Purpose of GMP Compliant Radiopharmaceutical Dispensing Isolators
Radiopharmaceutical dispensing isolators have various applications: radiolabelling, QC of radiopharmaceuticals. Their design must be GMP compliant. Isolators allow the integration of equipment necessary for the distribution of radiopharmaceuticals and other processes requiring aseptic handling.
Radiopharmaceuticals are composed of a molecule and a radionuclide that serve as a carrier, with a high binding capacity to a specific function or tissue of a human organ.
The isolators also incorporate the following equipment:
- Distribution chamber, equipped with laminar flow and conforming to A Class (EEC-cGMP);
- Material introduction chamber, equipped with handling gloves and compliant with A Class (EEC-cGMP);
- Waste compartment, equipped with a door and complying with B Class (EEC-cGMP);
Some options, such as temperature and humidity monitoring, can be integrated into the isolators, as required.
In the distribution of radiopharmaceuticals, isolators must offer flexibility in the retrieval and management of the products. They should also facilitate access to the product in the event of a malfunction or emergency to ensure recovery, while preserving operator exposure.
Radiopharmaceuticals are radioactive isotopes bound to biological molecules, with the ability to target certain tissues, organs or cells in the human body. Increasingly used to treat certain diseases, these radioactive substances are used for diagnostic purposes.

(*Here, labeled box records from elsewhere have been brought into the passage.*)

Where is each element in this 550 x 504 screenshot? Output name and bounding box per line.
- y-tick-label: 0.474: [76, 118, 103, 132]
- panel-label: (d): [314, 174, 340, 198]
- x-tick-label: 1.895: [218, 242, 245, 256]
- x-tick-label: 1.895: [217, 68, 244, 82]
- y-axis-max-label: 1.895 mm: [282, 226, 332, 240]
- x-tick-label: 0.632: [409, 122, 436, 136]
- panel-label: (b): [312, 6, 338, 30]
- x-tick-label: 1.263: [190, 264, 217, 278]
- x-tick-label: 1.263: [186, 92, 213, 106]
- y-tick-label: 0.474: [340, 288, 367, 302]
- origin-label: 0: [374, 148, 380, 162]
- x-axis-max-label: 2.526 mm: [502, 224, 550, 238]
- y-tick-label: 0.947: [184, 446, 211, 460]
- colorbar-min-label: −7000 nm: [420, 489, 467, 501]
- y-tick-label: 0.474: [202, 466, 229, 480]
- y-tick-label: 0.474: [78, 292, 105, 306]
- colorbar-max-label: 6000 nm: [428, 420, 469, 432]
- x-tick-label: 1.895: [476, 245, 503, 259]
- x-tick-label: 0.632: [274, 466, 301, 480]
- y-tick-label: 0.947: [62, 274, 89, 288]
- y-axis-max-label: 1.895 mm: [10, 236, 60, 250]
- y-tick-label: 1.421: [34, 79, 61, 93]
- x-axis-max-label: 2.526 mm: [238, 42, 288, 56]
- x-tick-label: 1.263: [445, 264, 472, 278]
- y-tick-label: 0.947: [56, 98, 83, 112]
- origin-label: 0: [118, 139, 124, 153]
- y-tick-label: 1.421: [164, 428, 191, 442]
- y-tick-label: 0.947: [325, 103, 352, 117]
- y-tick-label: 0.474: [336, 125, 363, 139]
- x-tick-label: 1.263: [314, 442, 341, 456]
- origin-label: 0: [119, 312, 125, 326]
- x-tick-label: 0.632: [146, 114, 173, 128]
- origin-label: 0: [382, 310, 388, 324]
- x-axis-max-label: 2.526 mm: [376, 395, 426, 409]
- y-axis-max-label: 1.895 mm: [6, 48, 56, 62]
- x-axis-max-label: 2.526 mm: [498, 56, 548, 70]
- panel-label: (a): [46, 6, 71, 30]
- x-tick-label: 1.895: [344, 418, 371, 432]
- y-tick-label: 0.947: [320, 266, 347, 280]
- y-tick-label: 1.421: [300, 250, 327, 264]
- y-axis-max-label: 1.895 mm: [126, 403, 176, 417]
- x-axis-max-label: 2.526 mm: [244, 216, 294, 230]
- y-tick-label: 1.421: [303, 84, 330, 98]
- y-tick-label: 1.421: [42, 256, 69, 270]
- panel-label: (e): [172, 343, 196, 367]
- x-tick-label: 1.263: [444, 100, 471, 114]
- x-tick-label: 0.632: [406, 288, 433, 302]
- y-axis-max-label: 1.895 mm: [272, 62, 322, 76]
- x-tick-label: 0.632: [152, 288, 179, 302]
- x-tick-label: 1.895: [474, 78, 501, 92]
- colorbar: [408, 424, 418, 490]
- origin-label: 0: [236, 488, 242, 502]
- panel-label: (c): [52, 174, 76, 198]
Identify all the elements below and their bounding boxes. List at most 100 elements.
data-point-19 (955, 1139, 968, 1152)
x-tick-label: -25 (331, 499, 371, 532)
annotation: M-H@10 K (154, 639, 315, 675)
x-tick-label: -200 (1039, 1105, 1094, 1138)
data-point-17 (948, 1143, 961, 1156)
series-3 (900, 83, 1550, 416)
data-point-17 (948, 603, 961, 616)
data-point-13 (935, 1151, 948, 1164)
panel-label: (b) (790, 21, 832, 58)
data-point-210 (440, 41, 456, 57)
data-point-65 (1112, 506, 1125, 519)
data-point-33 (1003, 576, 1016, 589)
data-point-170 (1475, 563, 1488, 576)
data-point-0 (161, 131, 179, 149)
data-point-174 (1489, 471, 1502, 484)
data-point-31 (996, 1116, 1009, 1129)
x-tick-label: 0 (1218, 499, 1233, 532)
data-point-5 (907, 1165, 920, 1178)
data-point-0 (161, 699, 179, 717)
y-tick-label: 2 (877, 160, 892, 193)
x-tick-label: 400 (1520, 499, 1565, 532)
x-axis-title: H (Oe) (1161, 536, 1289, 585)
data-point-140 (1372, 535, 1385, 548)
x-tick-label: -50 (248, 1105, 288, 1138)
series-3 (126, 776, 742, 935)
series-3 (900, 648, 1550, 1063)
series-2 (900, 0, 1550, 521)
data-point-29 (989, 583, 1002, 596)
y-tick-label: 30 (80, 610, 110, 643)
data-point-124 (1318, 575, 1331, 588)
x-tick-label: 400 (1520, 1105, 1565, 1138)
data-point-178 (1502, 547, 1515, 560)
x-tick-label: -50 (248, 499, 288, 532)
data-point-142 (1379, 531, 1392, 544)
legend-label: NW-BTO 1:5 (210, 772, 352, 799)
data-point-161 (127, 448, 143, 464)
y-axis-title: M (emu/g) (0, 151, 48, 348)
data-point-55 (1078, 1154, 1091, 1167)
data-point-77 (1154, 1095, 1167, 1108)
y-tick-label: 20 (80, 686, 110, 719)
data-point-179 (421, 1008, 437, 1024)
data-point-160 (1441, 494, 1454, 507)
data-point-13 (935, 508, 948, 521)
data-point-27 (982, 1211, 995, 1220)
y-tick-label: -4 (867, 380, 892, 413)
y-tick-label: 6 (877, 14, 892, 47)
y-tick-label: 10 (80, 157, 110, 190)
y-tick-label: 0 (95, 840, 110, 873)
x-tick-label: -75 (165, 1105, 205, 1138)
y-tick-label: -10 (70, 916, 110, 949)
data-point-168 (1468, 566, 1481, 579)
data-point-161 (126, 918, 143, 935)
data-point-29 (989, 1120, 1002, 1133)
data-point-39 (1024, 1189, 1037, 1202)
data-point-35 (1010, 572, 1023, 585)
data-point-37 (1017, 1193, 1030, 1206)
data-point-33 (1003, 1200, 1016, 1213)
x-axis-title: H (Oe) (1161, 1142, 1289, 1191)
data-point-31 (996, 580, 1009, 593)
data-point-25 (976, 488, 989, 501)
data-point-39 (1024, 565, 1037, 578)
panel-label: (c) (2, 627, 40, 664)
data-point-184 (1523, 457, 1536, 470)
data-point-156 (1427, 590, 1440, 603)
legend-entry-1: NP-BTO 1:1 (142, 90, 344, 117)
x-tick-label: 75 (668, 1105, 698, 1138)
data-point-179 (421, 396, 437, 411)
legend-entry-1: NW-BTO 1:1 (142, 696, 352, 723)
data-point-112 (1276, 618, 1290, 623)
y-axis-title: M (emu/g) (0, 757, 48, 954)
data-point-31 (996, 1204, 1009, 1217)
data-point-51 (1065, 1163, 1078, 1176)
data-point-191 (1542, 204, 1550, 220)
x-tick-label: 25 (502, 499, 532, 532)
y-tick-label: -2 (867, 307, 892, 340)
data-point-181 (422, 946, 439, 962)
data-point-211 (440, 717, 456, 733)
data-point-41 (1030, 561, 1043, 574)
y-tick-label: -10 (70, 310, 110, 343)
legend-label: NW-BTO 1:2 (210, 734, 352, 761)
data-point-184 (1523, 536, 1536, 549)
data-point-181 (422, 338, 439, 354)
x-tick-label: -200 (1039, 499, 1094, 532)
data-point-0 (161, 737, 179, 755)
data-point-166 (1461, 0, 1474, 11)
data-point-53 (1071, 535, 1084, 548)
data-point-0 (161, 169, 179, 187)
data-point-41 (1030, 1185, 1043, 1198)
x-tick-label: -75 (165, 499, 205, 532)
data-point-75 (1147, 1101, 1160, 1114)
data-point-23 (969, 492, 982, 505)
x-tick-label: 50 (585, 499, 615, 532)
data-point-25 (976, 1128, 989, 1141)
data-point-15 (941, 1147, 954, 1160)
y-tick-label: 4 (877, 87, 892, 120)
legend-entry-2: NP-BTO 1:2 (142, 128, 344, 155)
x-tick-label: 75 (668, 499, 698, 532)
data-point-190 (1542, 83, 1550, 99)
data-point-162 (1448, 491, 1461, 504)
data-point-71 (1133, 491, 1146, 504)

The handling and distribution of these products must be done in an aseptic environment. The use of isolators is therefore essential to ensure the quality of the products and to protect the operators. To comply with GMP, radiopharmaceutical dispensing isolators must have
A shielded inlet for radioactive products;
- A humidity and temperature sensor;
- A particle counter sensor within the main chamber and the product introduction pre-chamber;
- A particle monitoring system;
- A working area consisting of a A class laminar flow chamber;
- An extraction system to ensure no back contamination;
- A B class pre-chamber with a decontamination system;
- Hygienic design of classified areas and work surface;
- A solid, insulated waste system with the capacity to absorb waste during the various stages of the process.
In the area of radiopharmaceuticals, isolators must ensure a solution that meets the need for flexibility during the distribution of GMP compliant radiopharmaceuticals. Areas that are potentially contaminated must also be accessible for cleaning.